Cuando pensé el título -mientras no tengo el título y el final no empiezo a escribir y me limito a tomar notas en un cuaderno- me pareció muy a propósito de la búsqueda de mis añoranzas favoritas, el tema musical de La novicia rebelde, “Mis cosas favoritas” (My Favorite Things), me pareció apropiado, por el desordenado orden de cosas que le agradan a la protagonista, reales o imaginarias, y que aluden a los cinco sentidos, empezando por el “paquete de papel marrón atado con hilos” del tercer párrafo, clara alusión a un regalo. Pero en la búsqueda en YouTube del fragmento donde la institutriz Julie Andrews canta el tema junto con los siete hijos del capitán Trapp, acudió otro tema musical de mi antología de evocaciones, ahora de la película Perfume de mujer (Scent of Woman), cuando el elegante Frank Shade (Al Pacino), oficial pasado a retiro por un accidente, cometido por error suyo, que lo dejó ciego, le da una clase de tango a Donna en el elegante salón del Plaza Hotel de New York. Ella le dice que no sabe bailar y que tiene miedo de cometer un error, Frank Shade se ofrece a enseñarle y le da una respuesta que es casi una divisa porque, además, alude al accidente que provocó su ceguera: “No hay errores en el tango, Dona. No es como en la vida. Es simple, eso es lo que hace del tango algo magnífico. Si comete un error, quédese enredada, solo siga el tango” (No mistakes in the tango, Donna. Not like life. It’s simple, that’s what makes the tango so great. If you make a mistake, get all tangled up, just tango on) -esta cita la tengo anotada en una lista de mis favoritas-. Como no podría ser menos, el tango es el elegido en muchas películas: “Por una cabeza”, por coincidencia sus primeras estrofas aluden a un error a último momento, como el de Frank Shade, “Por una cabeza / De un noble potrillo / Que justo en la raya / Afloja al llegar”. Y estas dos evocaciones musicales me llevan a mis cosas favoritas anteriores: la primera versión de La novicia rebelde -la Familia Trapp-, y Perfume de mujer -el mismo título pero en la versión italiana con Vittorio Gassman en el papel del ciego-, ambas remakes superan con creces a las versiones originales, no siempre es cierto aquello que “segundas partes no son buenas”.

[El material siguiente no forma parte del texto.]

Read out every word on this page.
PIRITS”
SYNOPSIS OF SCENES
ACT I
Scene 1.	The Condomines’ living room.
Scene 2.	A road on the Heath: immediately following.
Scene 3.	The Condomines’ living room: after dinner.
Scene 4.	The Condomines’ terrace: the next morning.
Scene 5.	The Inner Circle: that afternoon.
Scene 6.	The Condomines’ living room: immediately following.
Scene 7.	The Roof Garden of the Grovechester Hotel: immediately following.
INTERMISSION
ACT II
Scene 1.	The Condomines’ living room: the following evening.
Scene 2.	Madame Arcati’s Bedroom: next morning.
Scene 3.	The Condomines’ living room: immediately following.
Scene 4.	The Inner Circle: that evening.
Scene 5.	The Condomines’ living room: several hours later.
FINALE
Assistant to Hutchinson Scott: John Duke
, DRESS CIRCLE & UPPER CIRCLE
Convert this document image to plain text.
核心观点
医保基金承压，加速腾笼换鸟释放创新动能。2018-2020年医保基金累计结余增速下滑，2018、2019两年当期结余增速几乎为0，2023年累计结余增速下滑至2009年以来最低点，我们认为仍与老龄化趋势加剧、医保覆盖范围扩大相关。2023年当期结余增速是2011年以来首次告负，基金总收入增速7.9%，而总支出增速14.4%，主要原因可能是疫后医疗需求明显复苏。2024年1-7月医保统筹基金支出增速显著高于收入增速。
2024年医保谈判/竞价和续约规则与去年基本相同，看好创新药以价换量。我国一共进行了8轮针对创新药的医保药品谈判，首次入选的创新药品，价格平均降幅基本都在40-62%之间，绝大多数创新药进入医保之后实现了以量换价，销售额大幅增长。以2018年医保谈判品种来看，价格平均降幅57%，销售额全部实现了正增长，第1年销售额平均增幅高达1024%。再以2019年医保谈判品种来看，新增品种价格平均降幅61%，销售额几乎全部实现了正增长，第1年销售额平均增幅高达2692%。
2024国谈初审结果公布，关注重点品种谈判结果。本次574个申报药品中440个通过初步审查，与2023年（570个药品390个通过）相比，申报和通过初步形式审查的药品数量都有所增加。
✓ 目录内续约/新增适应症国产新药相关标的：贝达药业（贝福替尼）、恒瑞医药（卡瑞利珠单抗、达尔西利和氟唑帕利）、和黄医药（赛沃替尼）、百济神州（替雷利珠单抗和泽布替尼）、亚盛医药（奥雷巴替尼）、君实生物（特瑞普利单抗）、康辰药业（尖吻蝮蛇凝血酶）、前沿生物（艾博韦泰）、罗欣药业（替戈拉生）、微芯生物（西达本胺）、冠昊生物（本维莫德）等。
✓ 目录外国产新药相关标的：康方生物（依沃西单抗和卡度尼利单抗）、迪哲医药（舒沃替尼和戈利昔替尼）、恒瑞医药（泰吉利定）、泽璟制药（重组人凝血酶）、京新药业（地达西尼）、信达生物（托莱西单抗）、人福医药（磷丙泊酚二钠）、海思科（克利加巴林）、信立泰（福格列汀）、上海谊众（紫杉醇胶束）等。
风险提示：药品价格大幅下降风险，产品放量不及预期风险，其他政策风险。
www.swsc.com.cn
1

Pero quizás, el primer hilo que me trajo a estas líneas fue el error en que caí anoche, luego de ver la película Promesa del amanecer -me fascinó la vida y aventura del protagonista y su madre porque parecen de una comedia de enredos de Plauto y fantasiosas como las del Barón de Münchhausen-. Busqué la ficha técnica de la película, el personaje, la madre y gran parte de los sucesos narrados son reales. Dos reflexiones a propósito: la de Wilde en La decadencia de la mentira, “La vida imita al arte”; y la de Borges en “El tema del traidor y del héroe”: “Que la historia hubiera copiado a la historia ya es suficientemente pasmoso; que la historia copie a la literatura es inconcebible”. Y supe que ya podía inventar estos recuerdos tranquilamente.